Killam achieved a weighted average rental rate increase of 16 per cent on 8,000 square feet of renewing commercial tenants in the quarter. The net effective rental rate on 17,500 square feet of new leasing was $24 per square foot.
The REIT has leased 28,400 square feet of new space and renewed 33,600 square feet with existing tenants so far this year.
Killam acquired the 306,000-square-foot Westmount Place office and retail property in Waterloo, Ont. in 2018. Its 16.6 acres of development potential was the main attraction, though having 250,000 square feet leased to Sun Life, Loblaws and Michaels at a weighted average term of 8.4 years was also appealing.

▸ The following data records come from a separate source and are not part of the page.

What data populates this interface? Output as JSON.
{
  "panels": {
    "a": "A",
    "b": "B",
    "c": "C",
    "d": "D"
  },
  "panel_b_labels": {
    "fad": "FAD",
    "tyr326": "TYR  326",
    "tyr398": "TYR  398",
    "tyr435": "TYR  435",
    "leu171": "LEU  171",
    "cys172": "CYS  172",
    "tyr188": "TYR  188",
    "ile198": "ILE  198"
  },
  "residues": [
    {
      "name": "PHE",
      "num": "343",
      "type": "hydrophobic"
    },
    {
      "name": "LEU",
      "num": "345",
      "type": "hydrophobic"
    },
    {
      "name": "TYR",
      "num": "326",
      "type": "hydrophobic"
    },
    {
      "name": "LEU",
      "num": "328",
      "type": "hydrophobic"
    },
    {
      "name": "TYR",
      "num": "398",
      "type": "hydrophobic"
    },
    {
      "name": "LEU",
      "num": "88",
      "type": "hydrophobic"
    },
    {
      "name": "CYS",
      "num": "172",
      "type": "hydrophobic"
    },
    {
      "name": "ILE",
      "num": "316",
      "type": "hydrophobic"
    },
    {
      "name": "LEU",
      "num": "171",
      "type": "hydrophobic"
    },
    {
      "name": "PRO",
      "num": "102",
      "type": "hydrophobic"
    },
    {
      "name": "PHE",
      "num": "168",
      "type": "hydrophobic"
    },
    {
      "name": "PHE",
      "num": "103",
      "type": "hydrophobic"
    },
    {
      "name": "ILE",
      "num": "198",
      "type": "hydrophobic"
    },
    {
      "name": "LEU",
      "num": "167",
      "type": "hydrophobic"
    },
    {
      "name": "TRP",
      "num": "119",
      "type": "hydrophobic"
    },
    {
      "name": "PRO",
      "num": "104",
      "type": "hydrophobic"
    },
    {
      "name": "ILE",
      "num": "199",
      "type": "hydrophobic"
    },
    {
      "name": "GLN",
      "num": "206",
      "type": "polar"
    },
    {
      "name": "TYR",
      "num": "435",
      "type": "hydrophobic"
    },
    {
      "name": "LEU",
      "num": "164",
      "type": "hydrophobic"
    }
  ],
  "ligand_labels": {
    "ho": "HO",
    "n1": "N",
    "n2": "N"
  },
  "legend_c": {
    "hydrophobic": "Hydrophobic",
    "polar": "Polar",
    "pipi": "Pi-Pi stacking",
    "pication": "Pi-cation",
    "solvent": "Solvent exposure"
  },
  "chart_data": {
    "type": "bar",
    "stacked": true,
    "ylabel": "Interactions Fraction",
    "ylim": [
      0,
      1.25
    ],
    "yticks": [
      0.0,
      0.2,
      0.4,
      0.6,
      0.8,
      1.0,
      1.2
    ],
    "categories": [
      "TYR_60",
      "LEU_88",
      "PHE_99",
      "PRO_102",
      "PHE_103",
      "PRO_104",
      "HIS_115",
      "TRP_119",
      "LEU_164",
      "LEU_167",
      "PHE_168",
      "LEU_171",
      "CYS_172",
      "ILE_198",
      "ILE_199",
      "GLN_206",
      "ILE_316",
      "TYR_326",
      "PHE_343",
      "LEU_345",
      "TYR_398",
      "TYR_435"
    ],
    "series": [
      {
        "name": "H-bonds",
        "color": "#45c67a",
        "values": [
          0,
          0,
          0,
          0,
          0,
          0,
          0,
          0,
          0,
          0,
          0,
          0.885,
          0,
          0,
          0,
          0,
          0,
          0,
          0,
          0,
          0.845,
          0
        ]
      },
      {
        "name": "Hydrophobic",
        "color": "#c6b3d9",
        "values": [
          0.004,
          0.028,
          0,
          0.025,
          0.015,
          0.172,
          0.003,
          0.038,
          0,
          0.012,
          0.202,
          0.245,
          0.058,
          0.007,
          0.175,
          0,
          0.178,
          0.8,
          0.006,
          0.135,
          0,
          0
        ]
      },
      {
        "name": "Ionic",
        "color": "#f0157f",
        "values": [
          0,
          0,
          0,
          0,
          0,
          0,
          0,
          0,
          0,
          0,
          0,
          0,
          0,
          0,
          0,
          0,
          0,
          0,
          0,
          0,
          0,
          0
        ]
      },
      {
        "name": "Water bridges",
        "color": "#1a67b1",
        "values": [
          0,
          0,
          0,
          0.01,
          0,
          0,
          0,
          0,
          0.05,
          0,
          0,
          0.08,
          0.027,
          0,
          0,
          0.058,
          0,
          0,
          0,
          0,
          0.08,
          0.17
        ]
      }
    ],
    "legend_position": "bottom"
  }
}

Sun Life will vacate its 197,000 square feet on March 31, 2026 and Richardson said Killam has received “very strong leasing interest” from potential new tenants, including: insurance, technology and professional office users; a pharmacy; a grocer; and health and fitness companies.
Capital recycling program
Killam’s capital recycling program is focused on divesting non-core and slower growth properties, or those that may be more capital- or carbon-intensive.
Killam completed the sale of four sites with 318 units in Newfoundland and Labrador for gross proceeds of $18.5 million during the second quarter. It sold three apartment properties with 128 units in Charlottetown, P.E.I. for $15.9 million.
Subsequent to quarter-end, Killam completed the sale of a 60-unit townhouse complex in P.E.I. for $9 million. A deal to sell an additional 521 units in P.E.I. for net proceeds of $81.9 million was to close on Aug. 8.
Killam also has a firm agreement to sell 99 units in Saint John, N.B. for $17 million before the end of September.
Proceeds will be used to fund acquisitions, including 114 units purchased in Fredericton, N.B. for $28.7 million on July 22.
Killam also closed on the $136-million acquisition of the remaining 50 per cent interest in three Ottawa apartment properties — Frontier, Latitude and Luma — held through a joint venture with RioCan REIT on July 29.
Development activity
Killam began welcoming residents at The Carrick in Waterloo in June. The 139-unit apartment building is 60 per cent leased.
Brightwood, a 128-unit apartment building in Waterloo, is scheduled for completion in June 2026.
Killam made its first investment in Ontario’s Kitchener-Waterloo-Cambridge area with the acquisition of two apartment buildings in 2010. Its portfolio in the area is now up to nine properties.
“These properties contain over 1,500 units, of which we have built one-third of them,” Fraser said. “In addition to Brightwood, we own land in the region with the development potential to build over 1,200 units.”
Work is continuing on Eventide, a 55-unit apartment building in Halifax scheduled for completion in Q3 2026.
Killam is working on two densification projects; a 95-unit development at Victoria Gardens in Dartmouth, N.S. and a 150-unit development on Harlington Crescent in Halifax.
“These developments will utilize vacant land on our existing sites, creating additional density without displacing existing tenants,” said Fraser. “We aim to begin at least one of the above-mentioned developments by the end of the year.”
Sustainability initiatives
Killam has invested $1.7 million in energy efficiency initiatives this year, and committed $4 million to energy-related capital projects to be executed before the end of this year.
These initiatives include installing solar panels with 1.2 megawatts of capacity at five properties in Kitchener-Waterloo-Cambridge, expected to yield over $180,000 in annual utility savings.
Killam plans to add solar panels at two more properties in the market over the next year.